The girl paused in her sobbing at his even, passionless voice.
“Then you—you won’t?” she whispered in her arms.
“I can’t, Cissie.” Now that he was saying it, he uttered the words very evenly and smoothly. “I can’t, dear Cissie, because a great work has just come into my life.” He paused, expecting her to ask some question, but she lay silent, with her face in her arms, evidently listening.
“Cissie, I think, in fact I know, I can demonstrate to all the South, both white and black, the need of a better and more sincere understanding between our two races.”
Peter did not feel the absurdity of such a speech in such a place. He patted her arm, but there was something in the warmth of her flesh that disturbed his austerity and caused him to lift his hand to the more impersonal axis of her shoulder. He proceeded to develop his idea.
“Cissie, just a moment ago you were complaining of the insults you meet everywhere. I believe if I can spread my ideas, Cissie, that even a pretty colored girl like you may walk the streets without being subjected to obscenity on every corner.” His tone unconsciously patronized Cissie’s prettiness with the patronage of the male for the less significant thing, as though her ripeness for love and passion and children were, after all, not comparable with what he, a male, could do in the way of significantly molding life.
Cissie lifted her head and dried her eyes.
“So you aren’t going to marry me, Peter?” Woman-like, now that she was well into the subject, she was far less embarrassed than Peter. She had had her cry.
“Why—er—considering this work, Cissie—”
“Aren’t you going to marry anybody, Peter?”

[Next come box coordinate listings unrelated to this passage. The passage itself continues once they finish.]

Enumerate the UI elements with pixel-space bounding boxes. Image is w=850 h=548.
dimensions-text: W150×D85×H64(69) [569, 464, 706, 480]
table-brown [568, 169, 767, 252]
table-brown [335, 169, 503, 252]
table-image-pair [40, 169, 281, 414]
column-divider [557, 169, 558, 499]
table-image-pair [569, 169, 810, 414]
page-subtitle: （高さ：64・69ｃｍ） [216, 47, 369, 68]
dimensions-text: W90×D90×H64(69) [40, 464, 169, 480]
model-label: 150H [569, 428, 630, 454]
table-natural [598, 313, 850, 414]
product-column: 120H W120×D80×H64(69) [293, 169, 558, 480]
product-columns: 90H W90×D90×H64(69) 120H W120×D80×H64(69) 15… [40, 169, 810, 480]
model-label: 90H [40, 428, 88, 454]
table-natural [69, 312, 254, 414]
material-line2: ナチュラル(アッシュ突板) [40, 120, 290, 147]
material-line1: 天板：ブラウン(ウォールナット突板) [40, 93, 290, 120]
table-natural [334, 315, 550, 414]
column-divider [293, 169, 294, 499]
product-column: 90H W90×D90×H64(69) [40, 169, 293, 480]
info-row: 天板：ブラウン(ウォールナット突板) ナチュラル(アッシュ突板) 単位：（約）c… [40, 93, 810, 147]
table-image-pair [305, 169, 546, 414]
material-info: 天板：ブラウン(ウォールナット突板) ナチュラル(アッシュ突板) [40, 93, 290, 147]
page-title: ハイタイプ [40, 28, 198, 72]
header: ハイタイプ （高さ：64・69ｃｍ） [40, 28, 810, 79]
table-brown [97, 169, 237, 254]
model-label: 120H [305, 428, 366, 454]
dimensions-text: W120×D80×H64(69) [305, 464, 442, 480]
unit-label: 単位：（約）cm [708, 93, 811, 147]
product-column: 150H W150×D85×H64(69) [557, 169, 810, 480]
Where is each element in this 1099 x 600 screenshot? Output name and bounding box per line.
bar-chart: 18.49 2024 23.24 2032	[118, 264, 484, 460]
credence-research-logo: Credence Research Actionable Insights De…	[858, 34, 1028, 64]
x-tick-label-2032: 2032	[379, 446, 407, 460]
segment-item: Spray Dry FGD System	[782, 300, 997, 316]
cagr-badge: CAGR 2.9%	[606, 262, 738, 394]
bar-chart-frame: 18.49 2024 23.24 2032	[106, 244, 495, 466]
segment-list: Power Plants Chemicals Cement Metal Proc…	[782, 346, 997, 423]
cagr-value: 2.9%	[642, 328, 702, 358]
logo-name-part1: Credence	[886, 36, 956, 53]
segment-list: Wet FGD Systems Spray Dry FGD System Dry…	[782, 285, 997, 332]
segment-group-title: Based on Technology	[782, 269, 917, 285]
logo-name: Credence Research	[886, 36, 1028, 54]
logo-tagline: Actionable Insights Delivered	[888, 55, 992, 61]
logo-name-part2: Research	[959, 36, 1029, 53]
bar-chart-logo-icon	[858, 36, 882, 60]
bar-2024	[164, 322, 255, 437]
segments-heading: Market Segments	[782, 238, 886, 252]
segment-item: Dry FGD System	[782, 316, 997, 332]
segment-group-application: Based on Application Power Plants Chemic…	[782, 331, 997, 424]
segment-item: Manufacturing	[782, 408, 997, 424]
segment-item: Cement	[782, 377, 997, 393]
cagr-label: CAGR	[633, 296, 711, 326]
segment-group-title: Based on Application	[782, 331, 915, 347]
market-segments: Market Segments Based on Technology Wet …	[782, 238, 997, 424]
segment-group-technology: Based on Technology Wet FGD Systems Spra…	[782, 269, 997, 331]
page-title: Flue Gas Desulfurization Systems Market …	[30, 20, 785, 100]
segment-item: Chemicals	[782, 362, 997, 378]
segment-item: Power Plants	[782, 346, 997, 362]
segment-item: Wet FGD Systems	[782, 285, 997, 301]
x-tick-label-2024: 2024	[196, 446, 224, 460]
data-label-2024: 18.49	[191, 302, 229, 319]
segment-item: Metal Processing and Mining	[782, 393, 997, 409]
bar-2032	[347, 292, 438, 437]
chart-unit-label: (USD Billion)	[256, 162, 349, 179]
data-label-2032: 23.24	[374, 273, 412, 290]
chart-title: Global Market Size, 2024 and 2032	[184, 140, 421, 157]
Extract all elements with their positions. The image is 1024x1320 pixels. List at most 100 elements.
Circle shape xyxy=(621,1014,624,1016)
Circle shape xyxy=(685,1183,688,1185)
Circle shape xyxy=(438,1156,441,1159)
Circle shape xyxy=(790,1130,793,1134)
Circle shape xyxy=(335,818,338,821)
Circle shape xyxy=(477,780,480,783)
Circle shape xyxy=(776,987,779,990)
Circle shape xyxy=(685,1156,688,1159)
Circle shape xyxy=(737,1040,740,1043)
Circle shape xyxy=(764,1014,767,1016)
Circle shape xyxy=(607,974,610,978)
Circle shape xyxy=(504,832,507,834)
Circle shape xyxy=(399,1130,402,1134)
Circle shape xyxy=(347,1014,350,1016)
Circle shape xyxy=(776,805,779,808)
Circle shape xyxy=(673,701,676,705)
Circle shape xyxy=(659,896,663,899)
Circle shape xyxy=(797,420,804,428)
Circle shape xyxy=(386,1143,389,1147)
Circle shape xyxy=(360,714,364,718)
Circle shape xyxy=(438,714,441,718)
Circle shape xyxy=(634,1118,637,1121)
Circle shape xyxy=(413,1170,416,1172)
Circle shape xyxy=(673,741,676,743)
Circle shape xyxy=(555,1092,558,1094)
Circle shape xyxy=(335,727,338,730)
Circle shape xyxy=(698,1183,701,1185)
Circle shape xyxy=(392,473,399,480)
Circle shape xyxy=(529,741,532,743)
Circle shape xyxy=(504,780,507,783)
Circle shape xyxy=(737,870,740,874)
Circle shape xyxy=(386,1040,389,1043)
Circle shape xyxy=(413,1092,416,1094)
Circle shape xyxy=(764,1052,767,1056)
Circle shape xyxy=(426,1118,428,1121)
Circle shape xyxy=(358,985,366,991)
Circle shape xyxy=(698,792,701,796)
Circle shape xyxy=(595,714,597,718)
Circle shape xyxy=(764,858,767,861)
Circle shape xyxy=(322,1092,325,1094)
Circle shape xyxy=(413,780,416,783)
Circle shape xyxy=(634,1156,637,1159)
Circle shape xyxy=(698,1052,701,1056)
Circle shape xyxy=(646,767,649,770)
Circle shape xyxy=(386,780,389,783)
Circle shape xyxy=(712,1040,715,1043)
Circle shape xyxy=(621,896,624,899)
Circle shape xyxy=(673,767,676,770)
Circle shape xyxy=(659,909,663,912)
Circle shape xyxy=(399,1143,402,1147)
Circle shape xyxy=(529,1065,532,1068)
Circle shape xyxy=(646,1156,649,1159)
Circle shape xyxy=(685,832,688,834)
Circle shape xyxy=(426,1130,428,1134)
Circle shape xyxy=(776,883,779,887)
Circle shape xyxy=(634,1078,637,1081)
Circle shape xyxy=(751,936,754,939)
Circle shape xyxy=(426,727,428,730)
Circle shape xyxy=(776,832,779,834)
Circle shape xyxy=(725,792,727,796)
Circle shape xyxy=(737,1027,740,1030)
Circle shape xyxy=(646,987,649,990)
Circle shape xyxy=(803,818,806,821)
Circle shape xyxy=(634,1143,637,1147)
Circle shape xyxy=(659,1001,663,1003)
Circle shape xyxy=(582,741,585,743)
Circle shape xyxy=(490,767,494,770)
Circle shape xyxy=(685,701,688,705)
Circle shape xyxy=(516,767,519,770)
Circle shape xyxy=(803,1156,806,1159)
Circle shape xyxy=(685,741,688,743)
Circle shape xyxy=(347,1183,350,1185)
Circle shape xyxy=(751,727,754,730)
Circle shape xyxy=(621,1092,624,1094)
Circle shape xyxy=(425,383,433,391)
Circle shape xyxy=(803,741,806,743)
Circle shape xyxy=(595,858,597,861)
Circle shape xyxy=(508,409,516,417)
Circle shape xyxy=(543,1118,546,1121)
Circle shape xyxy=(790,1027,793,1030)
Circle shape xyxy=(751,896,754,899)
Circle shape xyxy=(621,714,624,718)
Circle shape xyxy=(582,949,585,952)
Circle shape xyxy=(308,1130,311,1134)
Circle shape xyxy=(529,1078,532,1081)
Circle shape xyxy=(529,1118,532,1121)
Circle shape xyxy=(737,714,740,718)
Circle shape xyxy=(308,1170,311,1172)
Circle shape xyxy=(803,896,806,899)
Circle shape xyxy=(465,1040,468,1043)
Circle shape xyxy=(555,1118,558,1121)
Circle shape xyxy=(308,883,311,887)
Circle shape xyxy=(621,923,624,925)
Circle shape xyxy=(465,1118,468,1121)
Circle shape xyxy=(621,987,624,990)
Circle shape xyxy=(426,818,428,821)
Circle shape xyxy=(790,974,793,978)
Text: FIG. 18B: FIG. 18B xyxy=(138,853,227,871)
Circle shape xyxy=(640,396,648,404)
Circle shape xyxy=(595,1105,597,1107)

The artist in Peter, the thing the girl loved in him, caught again that Messianic vision of himself.
“Why, no, Cissie,” he said, with a return of his inspiration of an hour ago; “I’ll be going here and there all over the South preaching this gospel of kindliness and tolerance, of forgiveness of the faults of others.” Cissie looked at him with a queer expression. “I’ll show the white people that they should treat the negro with consideration not for the sake of the negro, but for the sake of themselves. It’s so simple, Cissie, it’s so logical and clear—”
The girl shook her head sadly.
“And you don’t want me to go with you, Peter?”
“Why, n-no, Cissie; a girl like you couldn’t go. Perhaps I’ll be misunderstood in places, perhaps I may have to leave a town hurriedly, or be swung over the walls, like Paul, in a basket.” He attempted to treat it lightly.
But the girl looked at him with a horror dawning in her melancholy face.
“Peter, do you really mean that?” she whispered.
“Why, truly. You don’t imagine—”
The octoroon opened her dark eyes until she might have been some weird.